Metadata-Version: 1.1
Name: Gutenberg
Version: 0.3.2
Summary: Library to interface with Project Gutenberg
Home-page: https://github.com/c-w/Gutenberg
Author: Clemens Wolff
Author-email: clemens.wolff+pypi@gmail.com
License: LICENSE.txt
Download-URL: http://pypi.python.org/pypi/Gutenberg
Description: *********
        Gutenberg
        *********
        
        
        Overview
        ========
        
        This package contains a variety of scripts to make working with the `Project
        Gutenberg <http://www.gutenberg.org>`_ body of public domain texts easier.
        
        The functionality provided by this package includes:
        
        * Downloading texts from Project Gutenberg.
        * Cleaning the texts: removing all the crud, leaving just the text behind.

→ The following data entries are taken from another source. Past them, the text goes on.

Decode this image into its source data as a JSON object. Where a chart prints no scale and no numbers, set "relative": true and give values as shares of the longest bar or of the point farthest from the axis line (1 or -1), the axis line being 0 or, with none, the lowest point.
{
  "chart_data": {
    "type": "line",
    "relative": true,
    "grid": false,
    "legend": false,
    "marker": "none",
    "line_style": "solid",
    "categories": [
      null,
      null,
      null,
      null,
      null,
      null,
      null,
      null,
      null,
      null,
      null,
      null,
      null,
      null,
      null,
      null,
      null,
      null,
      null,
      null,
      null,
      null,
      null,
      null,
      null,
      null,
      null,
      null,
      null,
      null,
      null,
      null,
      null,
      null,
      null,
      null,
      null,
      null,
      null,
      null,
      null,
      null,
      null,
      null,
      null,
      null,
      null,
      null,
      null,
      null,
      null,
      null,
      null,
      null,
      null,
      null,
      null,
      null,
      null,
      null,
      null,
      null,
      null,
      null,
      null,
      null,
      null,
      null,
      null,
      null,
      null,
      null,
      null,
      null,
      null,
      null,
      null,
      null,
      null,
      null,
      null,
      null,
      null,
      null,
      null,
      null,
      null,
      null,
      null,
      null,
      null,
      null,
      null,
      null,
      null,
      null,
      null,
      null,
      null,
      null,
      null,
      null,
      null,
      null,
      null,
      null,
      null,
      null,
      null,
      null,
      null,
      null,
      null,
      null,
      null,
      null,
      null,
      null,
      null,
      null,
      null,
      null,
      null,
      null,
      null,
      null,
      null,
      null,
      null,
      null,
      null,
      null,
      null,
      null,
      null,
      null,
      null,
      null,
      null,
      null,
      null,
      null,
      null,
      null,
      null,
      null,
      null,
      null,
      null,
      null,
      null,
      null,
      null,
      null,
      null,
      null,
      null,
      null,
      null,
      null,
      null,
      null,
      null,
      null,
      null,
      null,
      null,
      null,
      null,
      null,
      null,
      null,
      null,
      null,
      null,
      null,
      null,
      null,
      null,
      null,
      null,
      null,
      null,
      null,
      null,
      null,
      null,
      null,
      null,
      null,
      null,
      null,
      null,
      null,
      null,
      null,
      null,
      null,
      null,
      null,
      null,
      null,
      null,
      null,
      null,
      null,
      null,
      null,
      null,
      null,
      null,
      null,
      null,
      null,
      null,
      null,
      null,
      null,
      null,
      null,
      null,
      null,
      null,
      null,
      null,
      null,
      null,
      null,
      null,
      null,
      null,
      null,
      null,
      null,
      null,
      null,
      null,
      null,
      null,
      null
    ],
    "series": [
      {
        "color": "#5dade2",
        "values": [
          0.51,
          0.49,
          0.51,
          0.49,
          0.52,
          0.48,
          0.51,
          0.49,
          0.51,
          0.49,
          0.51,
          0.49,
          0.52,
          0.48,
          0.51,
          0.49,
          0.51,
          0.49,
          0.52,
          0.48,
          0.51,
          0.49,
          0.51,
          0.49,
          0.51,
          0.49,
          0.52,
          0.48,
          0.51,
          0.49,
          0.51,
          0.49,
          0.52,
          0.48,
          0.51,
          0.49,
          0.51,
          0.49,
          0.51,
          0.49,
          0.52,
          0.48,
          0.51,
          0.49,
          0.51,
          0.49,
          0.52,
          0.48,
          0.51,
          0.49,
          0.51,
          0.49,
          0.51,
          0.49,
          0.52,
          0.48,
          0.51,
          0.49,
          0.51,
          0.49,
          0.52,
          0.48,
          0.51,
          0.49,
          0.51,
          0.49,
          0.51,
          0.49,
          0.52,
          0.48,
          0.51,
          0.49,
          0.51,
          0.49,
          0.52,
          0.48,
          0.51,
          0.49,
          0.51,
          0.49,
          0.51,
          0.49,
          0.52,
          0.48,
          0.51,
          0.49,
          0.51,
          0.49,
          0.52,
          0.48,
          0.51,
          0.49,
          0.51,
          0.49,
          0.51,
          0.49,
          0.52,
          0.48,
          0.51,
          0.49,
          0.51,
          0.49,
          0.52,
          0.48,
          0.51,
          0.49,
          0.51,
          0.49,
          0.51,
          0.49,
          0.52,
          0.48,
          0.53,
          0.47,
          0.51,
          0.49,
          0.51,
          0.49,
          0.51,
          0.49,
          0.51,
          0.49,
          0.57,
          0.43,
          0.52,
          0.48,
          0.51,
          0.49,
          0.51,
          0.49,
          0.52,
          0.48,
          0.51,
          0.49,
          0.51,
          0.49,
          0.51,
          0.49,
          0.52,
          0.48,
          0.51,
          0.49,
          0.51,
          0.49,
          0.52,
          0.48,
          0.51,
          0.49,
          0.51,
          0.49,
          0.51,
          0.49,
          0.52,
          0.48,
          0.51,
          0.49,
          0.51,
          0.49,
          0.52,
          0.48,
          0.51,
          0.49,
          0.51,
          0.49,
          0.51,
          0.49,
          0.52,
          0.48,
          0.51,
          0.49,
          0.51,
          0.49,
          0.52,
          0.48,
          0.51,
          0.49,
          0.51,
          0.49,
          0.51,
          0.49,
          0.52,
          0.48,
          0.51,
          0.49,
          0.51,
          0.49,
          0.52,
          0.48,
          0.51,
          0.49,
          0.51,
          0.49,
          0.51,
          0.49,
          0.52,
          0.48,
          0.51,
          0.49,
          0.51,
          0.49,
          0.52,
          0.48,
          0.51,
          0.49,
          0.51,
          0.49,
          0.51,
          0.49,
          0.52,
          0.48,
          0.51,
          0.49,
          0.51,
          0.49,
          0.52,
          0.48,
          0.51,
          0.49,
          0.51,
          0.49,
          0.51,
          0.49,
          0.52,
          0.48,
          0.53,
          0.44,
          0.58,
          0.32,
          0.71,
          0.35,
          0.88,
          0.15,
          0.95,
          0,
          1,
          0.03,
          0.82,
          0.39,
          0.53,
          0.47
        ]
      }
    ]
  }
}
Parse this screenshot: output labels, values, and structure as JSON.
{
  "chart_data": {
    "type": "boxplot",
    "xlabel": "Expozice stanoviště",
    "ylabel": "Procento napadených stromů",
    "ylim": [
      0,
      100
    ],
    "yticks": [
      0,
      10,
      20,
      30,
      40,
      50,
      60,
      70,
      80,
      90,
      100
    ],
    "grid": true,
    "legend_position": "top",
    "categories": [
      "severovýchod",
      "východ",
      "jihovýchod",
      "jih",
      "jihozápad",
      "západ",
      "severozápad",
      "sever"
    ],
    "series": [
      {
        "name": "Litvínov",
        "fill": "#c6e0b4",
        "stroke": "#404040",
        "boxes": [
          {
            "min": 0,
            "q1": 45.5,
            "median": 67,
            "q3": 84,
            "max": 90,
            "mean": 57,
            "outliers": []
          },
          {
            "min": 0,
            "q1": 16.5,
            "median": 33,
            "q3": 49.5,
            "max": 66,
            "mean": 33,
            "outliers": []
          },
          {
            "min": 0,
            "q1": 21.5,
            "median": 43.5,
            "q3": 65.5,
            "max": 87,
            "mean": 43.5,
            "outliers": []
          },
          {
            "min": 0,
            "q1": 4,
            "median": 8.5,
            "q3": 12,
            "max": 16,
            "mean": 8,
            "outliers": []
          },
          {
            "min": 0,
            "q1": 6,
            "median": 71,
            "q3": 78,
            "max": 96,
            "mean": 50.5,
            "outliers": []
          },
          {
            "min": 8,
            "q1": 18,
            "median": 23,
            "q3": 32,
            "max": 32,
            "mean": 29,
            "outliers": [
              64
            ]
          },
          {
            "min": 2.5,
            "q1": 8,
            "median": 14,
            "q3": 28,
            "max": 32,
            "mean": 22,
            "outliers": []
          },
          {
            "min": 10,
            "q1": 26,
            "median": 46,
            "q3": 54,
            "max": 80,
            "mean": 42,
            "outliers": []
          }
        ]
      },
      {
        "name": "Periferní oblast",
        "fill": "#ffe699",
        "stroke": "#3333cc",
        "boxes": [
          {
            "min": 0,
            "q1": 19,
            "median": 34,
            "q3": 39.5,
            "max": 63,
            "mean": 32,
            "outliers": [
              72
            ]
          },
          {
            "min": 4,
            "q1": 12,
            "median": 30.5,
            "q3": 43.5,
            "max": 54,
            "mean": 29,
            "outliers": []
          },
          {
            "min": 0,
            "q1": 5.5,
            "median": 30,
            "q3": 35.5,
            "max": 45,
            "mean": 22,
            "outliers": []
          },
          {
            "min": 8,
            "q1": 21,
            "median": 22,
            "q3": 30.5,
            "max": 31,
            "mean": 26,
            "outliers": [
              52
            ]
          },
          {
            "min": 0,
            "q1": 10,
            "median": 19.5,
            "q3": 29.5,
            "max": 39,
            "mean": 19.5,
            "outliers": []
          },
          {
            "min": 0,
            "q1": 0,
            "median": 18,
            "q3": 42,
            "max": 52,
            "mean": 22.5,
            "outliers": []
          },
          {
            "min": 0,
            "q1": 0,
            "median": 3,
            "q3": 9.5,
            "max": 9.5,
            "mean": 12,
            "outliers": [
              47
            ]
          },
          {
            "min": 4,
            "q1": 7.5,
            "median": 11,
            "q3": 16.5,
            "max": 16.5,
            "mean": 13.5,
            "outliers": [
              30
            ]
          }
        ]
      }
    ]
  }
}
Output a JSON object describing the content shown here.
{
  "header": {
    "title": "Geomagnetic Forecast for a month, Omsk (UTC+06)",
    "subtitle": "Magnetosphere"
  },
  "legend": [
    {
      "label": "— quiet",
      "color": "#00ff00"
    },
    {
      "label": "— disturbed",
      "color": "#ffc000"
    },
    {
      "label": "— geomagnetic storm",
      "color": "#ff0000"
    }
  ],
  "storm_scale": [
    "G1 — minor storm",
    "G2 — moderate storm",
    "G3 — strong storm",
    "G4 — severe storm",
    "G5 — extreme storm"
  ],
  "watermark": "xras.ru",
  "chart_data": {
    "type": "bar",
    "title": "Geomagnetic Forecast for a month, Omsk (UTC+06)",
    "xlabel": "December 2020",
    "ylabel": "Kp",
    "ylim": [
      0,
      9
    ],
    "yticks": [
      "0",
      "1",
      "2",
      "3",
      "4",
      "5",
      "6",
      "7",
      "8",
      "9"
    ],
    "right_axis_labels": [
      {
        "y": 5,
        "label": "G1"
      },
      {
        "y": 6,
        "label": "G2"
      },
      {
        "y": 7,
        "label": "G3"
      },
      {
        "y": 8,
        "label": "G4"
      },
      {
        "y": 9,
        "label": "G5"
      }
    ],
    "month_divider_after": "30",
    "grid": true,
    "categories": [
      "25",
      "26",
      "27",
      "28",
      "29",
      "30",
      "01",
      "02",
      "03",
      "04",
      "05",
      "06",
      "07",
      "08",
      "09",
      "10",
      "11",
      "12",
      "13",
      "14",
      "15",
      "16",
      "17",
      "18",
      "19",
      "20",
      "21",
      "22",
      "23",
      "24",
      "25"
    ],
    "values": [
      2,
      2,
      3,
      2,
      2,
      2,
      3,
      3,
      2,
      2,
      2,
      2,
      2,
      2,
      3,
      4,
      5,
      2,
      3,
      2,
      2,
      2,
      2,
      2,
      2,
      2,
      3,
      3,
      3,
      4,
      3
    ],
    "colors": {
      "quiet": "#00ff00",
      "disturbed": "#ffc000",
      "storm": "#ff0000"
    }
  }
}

        * Making meta-data about the texts easily accessible.
        
        
        Installation
        ============
        
        This project is on `PyPI <https://pypi.python.org/pypi/Gutenberg>`_, so I'd
        recommend that you just install everything from there using your favourite
        Python package manager.
        
        .. sourcecode :: sh
        
            pip install gutenberg
        
        If you want to install from source or modify the package, you'll need to clone
        this repository:
        
        .. sourcecode :: sh
        
            git clone https://github.com/c-w/Gutenberg.git
        
        Now, you should probably install the dependencies for the package and verify
        your checkout by running the tests.
        
        .. sourcecode :: sh
        
            cd Gutenberg
        
            virtualenv --no-site-packages virtualenv
            source virtualenv/bin/activate
            pip install -r requirements.pip
        
            pip install nose
            nosetests
        
        
        Usage
        =====
        
        Downloading a text
        ------------------
        
        .. sourcecode :: python
        
            from gutenberg.acquire import load_etext
            from gutenberg.cleanup import strip_headers
        
            text = strip_headers(load_etext(2701)).strip()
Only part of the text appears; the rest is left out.